本发明的所有方面的优选方面提供如下。技术人员理解本发明的任何方 面可以与本发明的其他一方面或多方面和/或与本发明的多方面的一个或多个 (若干个)优选方面和/或在此作出的其他披露组合。
与相应白蛋白或其片段或者包含白蛋白或其片段的融合多肽、其片段、 轭合物、纳米颗粒、缔合物或组合物的血浆半衰期相比,白蛋白变体或其片 段、或包含变体白蛋白或其片段的融合多肽、其片段、轭合物、纳米颗粒、 缔合物或组合物可以具有更长或更短的半衰期,优选更长,或者与FcRn的结 合更强或更弱,优选更弱。优选地,与HSA或相应白蛋白或其片段或者包含 白蛋白或其片段的融合多肽、其片段、轭合物、纳米颗粒、缔合物或组合物 的血浆半衰期相比,白蛋白变体或其片段、或包含变体白蛋白或其片段的融 合多肽、其片段、轭合物、纳米颗粒、缔合物或组合物具有更长的半衰期。

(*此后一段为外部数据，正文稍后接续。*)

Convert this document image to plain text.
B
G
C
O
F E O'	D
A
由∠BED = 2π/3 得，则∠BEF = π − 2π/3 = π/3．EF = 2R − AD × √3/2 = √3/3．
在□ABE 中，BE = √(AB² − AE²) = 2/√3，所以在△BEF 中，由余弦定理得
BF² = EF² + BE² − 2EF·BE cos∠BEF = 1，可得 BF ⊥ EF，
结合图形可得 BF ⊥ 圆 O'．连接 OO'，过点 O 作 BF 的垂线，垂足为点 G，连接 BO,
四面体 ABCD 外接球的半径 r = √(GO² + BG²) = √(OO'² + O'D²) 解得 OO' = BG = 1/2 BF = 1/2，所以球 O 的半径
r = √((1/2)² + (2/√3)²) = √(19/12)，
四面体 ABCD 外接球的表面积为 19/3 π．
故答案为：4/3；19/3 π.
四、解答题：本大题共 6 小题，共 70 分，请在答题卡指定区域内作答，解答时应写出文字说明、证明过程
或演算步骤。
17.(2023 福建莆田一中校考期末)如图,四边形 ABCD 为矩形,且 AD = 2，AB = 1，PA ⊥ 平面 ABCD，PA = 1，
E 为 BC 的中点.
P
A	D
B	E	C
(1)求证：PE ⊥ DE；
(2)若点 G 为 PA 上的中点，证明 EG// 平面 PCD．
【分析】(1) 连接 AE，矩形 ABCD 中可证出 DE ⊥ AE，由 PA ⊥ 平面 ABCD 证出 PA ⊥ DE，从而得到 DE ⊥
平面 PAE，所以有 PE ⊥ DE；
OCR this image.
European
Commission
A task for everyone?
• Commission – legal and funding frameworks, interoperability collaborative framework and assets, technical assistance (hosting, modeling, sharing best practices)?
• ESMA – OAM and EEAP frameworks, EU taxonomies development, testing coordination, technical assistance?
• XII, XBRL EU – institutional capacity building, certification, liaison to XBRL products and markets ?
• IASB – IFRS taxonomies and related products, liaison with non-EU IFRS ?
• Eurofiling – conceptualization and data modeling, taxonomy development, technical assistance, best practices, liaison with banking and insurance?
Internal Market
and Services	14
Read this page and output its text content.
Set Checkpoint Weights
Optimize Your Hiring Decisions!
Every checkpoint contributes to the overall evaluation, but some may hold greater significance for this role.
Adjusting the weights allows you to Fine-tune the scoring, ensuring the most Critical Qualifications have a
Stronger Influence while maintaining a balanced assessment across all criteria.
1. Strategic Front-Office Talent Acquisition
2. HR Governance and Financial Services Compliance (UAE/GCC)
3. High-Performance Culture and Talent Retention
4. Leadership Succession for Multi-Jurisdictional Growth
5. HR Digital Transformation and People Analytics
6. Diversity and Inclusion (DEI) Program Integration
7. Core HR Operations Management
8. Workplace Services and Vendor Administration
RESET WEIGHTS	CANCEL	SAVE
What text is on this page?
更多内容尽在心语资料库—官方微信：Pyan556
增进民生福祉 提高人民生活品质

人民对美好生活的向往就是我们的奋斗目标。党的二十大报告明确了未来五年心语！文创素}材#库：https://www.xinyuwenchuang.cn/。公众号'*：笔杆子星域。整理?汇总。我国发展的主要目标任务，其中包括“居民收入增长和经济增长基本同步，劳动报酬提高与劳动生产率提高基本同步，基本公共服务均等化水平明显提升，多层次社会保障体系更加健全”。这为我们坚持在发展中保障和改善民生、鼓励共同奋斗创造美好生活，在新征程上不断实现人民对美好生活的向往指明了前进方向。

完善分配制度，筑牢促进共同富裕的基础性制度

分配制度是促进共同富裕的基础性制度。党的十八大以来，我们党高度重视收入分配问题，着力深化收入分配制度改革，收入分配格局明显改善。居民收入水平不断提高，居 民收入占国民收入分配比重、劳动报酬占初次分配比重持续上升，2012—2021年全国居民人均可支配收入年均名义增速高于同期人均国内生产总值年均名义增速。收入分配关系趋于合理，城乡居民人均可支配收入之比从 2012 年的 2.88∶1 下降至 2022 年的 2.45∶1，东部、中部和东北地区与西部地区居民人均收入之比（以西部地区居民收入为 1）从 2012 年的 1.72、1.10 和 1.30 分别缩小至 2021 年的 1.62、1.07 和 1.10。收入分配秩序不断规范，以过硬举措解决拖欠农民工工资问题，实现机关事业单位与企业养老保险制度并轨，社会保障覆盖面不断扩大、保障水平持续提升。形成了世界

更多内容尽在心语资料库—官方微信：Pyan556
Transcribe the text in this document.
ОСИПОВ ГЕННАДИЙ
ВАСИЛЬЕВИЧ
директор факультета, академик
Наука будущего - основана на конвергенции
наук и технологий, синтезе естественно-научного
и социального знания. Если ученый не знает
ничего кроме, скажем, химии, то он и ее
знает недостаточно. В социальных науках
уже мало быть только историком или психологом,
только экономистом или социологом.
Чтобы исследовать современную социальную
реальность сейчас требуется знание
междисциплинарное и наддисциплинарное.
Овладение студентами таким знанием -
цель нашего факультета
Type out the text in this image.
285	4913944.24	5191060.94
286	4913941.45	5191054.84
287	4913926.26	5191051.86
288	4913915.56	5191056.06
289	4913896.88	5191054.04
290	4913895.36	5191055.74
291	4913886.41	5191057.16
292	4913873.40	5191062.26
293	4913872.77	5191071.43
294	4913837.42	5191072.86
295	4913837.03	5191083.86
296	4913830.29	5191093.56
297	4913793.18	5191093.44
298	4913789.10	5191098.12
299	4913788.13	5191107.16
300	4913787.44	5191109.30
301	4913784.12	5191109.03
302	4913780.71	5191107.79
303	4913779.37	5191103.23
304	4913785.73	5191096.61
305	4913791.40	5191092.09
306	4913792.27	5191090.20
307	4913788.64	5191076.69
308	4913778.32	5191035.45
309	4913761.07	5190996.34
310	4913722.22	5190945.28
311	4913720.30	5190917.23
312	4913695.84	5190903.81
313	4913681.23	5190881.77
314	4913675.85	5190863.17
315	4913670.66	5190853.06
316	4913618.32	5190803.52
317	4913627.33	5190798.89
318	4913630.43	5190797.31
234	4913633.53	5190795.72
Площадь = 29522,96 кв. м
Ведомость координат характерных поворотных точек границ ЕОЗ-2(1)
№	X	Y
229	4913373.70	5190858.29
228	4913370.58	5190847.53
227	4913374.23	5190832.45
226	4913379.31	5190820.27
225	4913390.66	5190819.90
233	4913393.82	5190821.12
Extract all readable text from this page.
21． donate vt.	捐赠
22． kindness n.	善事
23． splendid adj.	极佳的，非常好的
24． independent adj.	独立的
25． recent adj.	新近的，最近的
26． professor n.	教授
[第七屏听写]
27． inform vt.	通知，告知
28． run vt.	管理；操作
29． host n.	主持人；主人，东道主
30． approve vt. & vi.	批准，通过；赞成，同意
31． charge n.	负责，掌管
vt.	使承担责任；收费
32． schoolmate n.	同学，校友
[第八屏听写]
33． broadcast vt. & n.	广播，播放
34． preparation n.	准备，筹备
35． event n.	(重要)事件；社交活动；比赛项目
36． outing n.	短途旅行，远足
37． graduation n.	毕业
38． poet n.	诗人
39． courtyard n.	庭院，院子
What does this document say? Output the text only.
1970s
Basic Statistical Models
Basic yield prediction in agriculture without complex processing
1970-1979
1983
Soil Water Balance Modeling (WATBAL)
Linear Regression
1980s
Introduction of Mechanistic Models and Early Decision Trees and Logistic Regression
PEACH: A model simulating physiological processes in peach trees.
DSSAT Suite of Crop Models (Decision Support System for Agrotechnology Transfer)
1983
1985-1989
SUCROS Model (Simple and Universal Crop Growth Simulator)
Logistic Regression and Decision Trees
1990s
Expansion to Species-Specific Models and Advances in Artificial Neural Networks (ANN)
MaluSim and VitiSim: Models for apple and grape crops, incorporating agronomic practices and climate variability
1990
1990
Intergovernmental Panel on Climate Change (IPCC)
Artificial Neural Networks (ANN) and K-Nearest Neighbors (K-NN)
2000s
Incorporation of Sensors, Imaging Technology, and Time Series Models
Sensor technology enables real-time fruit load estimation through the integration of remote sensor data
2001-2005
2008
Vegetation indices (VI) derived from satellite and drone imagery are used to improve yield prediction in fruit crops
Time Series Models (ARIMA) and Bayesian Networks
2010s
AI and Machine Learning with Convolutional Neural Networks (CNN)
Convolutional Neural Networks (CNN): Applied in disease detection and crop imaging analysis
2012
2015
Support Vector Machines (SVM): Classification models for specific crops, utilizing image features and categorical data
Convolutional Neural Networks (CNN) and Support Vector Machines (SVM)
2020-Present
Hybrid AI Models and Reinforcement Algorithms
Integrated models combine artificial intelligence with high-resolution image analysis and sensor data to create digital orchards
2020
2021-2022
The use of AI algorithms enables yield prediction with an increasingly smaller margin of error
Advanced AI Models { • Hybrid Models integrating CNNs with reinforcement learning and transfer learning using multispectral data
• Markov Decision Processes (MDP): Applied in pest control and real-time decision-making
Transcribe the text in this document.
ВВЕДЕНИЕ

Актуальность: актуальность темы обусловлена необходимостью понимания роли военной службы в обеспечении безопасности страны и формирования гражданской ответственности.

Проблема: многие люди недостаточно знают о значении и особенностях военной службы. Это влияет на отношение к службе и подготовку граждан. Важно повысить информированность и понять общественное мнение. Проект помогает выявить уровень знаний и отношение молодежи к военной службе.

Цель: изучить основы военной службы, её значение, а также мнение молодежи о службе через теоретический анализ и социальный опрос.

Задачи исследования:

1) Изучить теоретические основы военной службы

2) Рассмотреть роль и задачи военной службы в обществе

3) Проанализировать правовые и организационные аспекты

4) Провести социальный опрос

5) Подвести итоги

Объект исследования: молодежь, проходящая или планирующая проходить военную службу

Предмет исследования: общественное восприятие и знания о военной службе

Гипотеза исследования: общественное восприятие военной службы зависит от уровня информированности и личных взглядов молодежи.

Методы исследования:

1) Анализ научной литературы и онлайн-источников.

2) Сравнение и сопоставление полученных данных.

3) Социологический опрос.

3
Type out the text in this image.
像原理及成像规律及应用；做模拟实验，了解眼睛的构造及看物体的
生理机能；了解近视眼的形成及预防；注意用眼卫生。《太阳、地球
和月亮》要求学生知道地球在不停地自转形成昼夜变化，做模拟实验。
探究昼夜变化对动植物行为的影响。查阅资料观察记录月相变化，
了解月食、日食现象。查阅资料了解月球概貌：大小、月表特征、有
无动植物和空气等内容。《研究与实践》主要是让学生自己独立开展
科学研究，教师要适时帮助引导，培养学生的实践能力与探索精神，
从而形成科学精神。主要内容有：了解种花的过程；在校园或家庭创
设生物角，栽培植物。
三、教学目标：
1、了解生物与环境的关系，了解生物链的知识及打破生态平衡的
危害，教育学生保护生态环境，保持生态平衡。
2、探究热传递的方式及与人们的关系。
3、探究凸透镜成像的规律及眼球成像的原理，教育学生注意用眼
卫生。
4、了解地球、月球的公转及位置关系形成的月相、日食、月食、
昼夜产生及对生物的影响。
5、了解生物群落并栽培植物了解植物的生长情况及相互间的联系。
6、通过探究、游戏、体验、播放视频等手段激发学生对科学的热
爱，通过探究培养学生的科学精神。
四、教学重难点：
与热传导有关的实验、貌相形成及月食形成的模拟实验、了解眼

可替代地,这可以表述为:与HSA或其相应片段、或包含HSA或其片段 的融合多肽针对FcRn的相应KD相比,白蛋白变体或其片段或者包含变体白蛋 白或其片段的融合多肽、其片段、轭合物、纳米颗粒、缔合物或组合物具有 更低的、针对FcRn(例如shFcRn)的KD。优选地,关于白蛋白变体或其片 段、或包含变体白蛋白或其片段的融合多肽、其片段、轭合物、纳米颗粒、 缔合物或组合物的KD小于HSA对FcRn的0.9×KD,更优选小于HSA对FcRn的 0.5×KD,更优选小于HSA对FcRn的0.1×KD,甚至更优选小于HSA对FcRn 的0.05×KD,甚至更优选小于HSA对FcRn的0.02×KD,并且最优选小于HSA 对FcRn的0.01×KD(其中×意为‘乘以’)。白蛋白变体或其片段、或包含 变体白蛋白或其片段的融合多肽、其片段、轭合物、纳米颗粒、缔合物或组 合物的KD可以是在WT白蛋白(例如SEQ ID No.2)对FcRn的KD与HSA K573P(SEQ ID No.3)对FcRn的KD之间。此类KD表示高于HSA和FcRn之间 的结合亲和力的结合亲和力。较高的结合亲和力指示较长的半衰期,例如血 浆半衰期。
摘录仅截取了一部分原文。